Pictured: Rebecca Blasband, Norman Korpi and Kevin Powell of the Paramount+ series THE REAL WORLD HOMECOMING: NEW YORK. Photo Cr: MTV 2021 Paramount+, Inc. All Rights Reserved.
Photo: MTV

Watching Kevin react to all of this, changes that you have to admit he was crucial in instigating in all of these kids in 1992—Kevin is owed this moment in television history. He was right.

And, because every family reunion has to have a fight, Becky remains the holdout from 1992. Footage from then paired with footage from now just shows that she hasn’t really changed all that much. Yesterday she bragged about her stellar education and how she learned about all the “revolutionaries” in elementary school (?), and today she’s praising the Afro-Brazilian dance classes she’s taken for helping her to not see color or something. It’s not a good look, and Norm—not Kevin!—is the one who gets the most frustrated with his bestie Becky and snaps at her. This is the first Real World fight where Kevin is not alone. He has Andre and Norm and Julie backing him up—the change in dynamics is real and a long time coming.

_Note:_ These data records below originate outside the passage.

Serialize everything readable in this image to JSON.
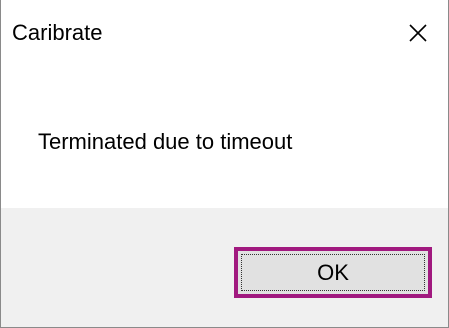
{
  "window": {
    "title": "Caribrate",
    "close_icon": "close-x-icon"
  },
  "dialog": {
    "message": "Terminated due to timeout"
  },
  "buttons": {
    "ok_label": "OK"
  },
  "colors": {
    "footer_background": "#f0f0f0",
    "button_focus_border": "#a1197f",
    "button_background": "#e1e1e1"
  }
}
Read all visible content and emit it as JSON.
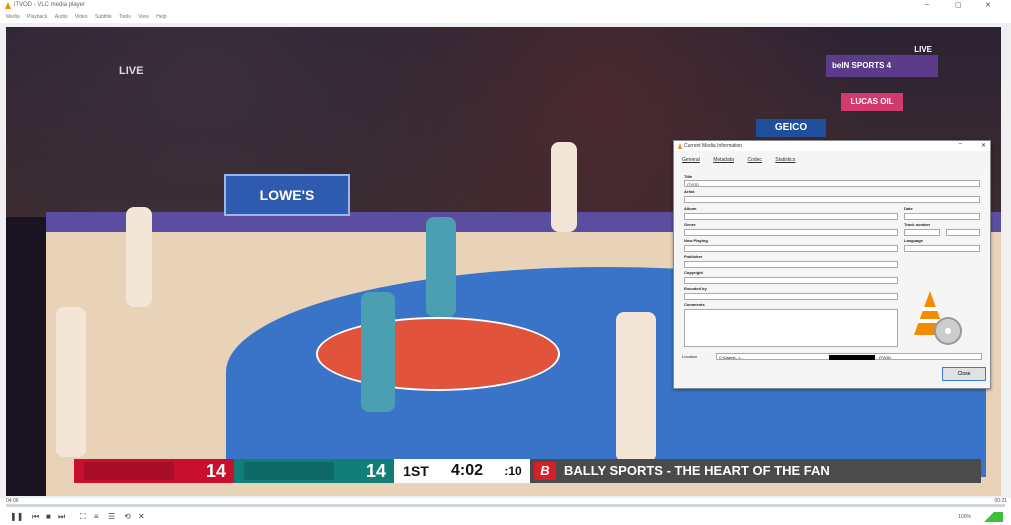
{
  "window": {
    "title": "iTVOD - VLC media player",
    "min_label": "–",
    "max_label": "▢",
    "close_label": "✕"
  },
  "menubar": [
    "Media",
    "Playback",
    "Audio",
    "Video",
    "Subtitle",
    "Tools",
    "View",
    "Help"
  ],
  "video": {
    "live_left": "LIVE",
    "bein_live": "LIVE",
    "bein_text": "beIN SPORTS 4",
    "lowes_text": "LOWE'S",
    "geico_text": "GEICO",
    "lucas_text": "LUCAS OIL",
    "scoreboard": {
      "home_score": "14",
      "away_score": "14",
      "quarter": "1ST",
      "clock": "4:02",
      "shot_clock": ":10",
      "ticker_logo": "B",
      "ticker_text": "BALLY SPORTS - THE HEART OF THE FAN",
      "home_color": "#c8102e",
      "away_color": "#137d78"
    }
  },
  "dialog": {
    "title": "Current Media Information",
    "tabs": [
      "General",
      "Metadata",
      "Codec",
      "Statistics"
    ],
    "fields": {
      "title_label": "Title",
      "title_value": "iTVOD",
      "artist_label": "Artist",
      "album_label": "Album",
      "date_label": "Date",
      "genre_label": "Genre",
      "track_label": "Track number",
      "now_playing_label": "Now Playing",
      "language_label": "Language",
      "publisher_label": "Publisher",
      "copyright_label": "Copyright",
      "encoded_label": "Encoded by",
      "comments_label": "Comments"
    },
    "location_label": "Location",
    "location_value": "C:\\Users\\...\\...",
    "location_suffix": "iTVOD",
    "close_label": "Close"
  },
  "controls": {
    "time_left": "04:06",
    "time_right": "00:21",
    "volume": "100%",
    "buttons": [
      "pause",
      "prev",
      "stop",
      "next",
      "fullscreen",
      "extended",
      "playlist",
      "loop",
      "random"
    ]
  }
}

Pictured: Kevin Powell of the Paramount+ series THE REAL WORLD HOMECOMING: NEW YORK. Photo Cr: MTV 2021 Paramount+, Inc. All Rights Reserved.
Photo: MTV

Of course, racism isn’t solved just because your daughter works at a civil rights museum or because you think police brutality is both 1. real and 2. wrong. Praising some of Kevin’s white roommates for doing the bare minimum is not the look. The point is that The Real World Homecoming: New York is the lone example of a reality TV franchise essentially dedicating an entire series to righting something they got very, very wrong. And hopefully everyone who watched The Real World back in the day will watch this series and be checked by this series. Because it’s not just on Kevin Powell to speak the truth when it comes to racism in America. That burden is on what we call “reality” TV too, and the very first reality TV show is finally making amends.